My yellow rose above goes well with Festa Per La Salute (Party for Health). Jackie Roberts, proprietor of the Pink Door Restaurant in Seattle organized and put on a Multiple Sclerosis fundraiser this evening. Funds raised go to CCSVI research at the University of Buffalo.
Jackie was recently diagnosed with MS and my sister has lived with MS for 26 years, so it meant the world to me to be at this event. Whereas for years, there was no hope for those diagnosed with MS, Dr. Paolo Zamboni of Ferrara, Italy has discovered some groundbreaking treatment for MS patients. Basically, Dr. Zamboni’s wife had MS for 17 years and he discovered that many (over 80%) MS patients have a blockage in a venous stenosis (so blood from the brain has difficulty flowing back to the heart) and this blockage leads to abnormal deposits of iron in the brain causing neurological damage and damage to the myelin sheath of the nerves. Dr. Zamboni treated his wife as well as many others via angioplasty and they were cured of MS! The surgery is not yet being done in the USA, but our hope is that one day soon, it will.
Jackie and Fran:
The event was jam packed with very interesting people. I met many people who had MS and I met one woman who had the procedure done and feels GREAT! We sat at a table and talked to our “table mates”. Voy and his wife Julie, originally from Serbia, sat next to us. They were with their friend Jasmina who has had MS for 10 years and is very excited about this new procedure. She is waiting for Seattle to start doing the scans that would reveal if she qualifies for the angioplasty or not. There was also Elena whose 15 year old daughter has something akin to MS (though not yet diagnosed) and she was there to educate herself on the procedure and research findings! Also at our table were Mary Gales, a Physical Therapist, and Barbara, an Occupational Therapist, who both work with MS patients.
Jasmina and me
Rick with Mary and Barbara:
The event was incredible, really. Steve and Jackie welcomed all the guests. As Rick and I walked in, an announcer yelled out our names and everyone applauded as we made our way down the stairs into the restaurant.

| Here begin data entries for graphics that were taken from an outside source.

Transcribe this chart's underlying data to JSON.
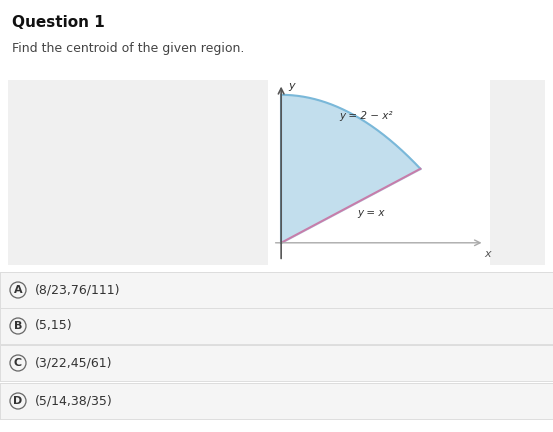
{
  "title": "Question 1",
  "subtitle": "Find the centroid of the given region.",
  "title_fontsize": 11,
  "subtitle_fontsize": 9,
  "background_color": "#ffffff",
  "panel_left_bg": "#f0f0f0",
  "panel_right_bg": "#f0f0f0",
  "graph_bg": "#ffffff",
  "fill_color": "#b8d9ea",
  "fill_alpha": 0.85,
  "curve1_label": "y = 2 − x²",
  "curve2_label": "y = x",
  "curve1_color": "#7ab8d9",
  "curve2_color": "#c77daa",
  "axis_color": "#555555",
  "xaxis_color": "#aaaaaa",
  "x_label": "x",
  "y_label": "y",
  "choices": [
    {
      "letter": "A",
      "text": "(8/23,76/111)"
    },
    {
      "letter": "B",
      "text": "(5,15)"
    },
    {
      "letter": "C",
      "text": "(3/22,45/61)"
    },
    {
      "letter": "D",
      "text": "(5/14,38/35)"
    }
  ],
  "choice_fontsize": 9,
  "choice_bg": "#f5f5f5",
  "choice_border": "#dddddd",
  "choice_text_color": "#333333",
  "circle_color": "#666666"
}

We both felt so special! Every room had some kind of entertainment going on: pianist, singers, a lady walking on stilts, fire throwers, trapeze artists, accordian player and tuba player, jazz musicians, barkers, modern dancers, the S&M man (in faux leather because he is vegetarian)..
lady on stilts:
I wish this procedure had come to light about 10 years ago, for Jeanie’s sake. Perhaps the MS can be cured, but the paralysis and nerve damage is permanent. For Jeanie, that means she will always remain trapped in her almost fully paralyzed body that has deteriorated rapidly. Jeanie is too fragile, I fear, to ever endure such a surgery. Perhaps 10 years ago, she may have benefited from such a procedure. I had such mixed feelings tonight, celebrating the possibilities for those who have been diagnosed recently, whose bodies have not yet been ravaged by the disease. I am filled with a new hope for them. On the other hand, I also felt a deep sadness for my sister who is in the hospital, in fact, tonight, fighting yet another kidney infection gone septic. And me, ready to leave for India tomorrow, unable to do a thing for my sister whom I love so much.
Rick and I are so pleased we went tonight. Jackie and Steve did such an amazing job at this event. I was pleased to be a part of it in honor of Jackie and Jeanie!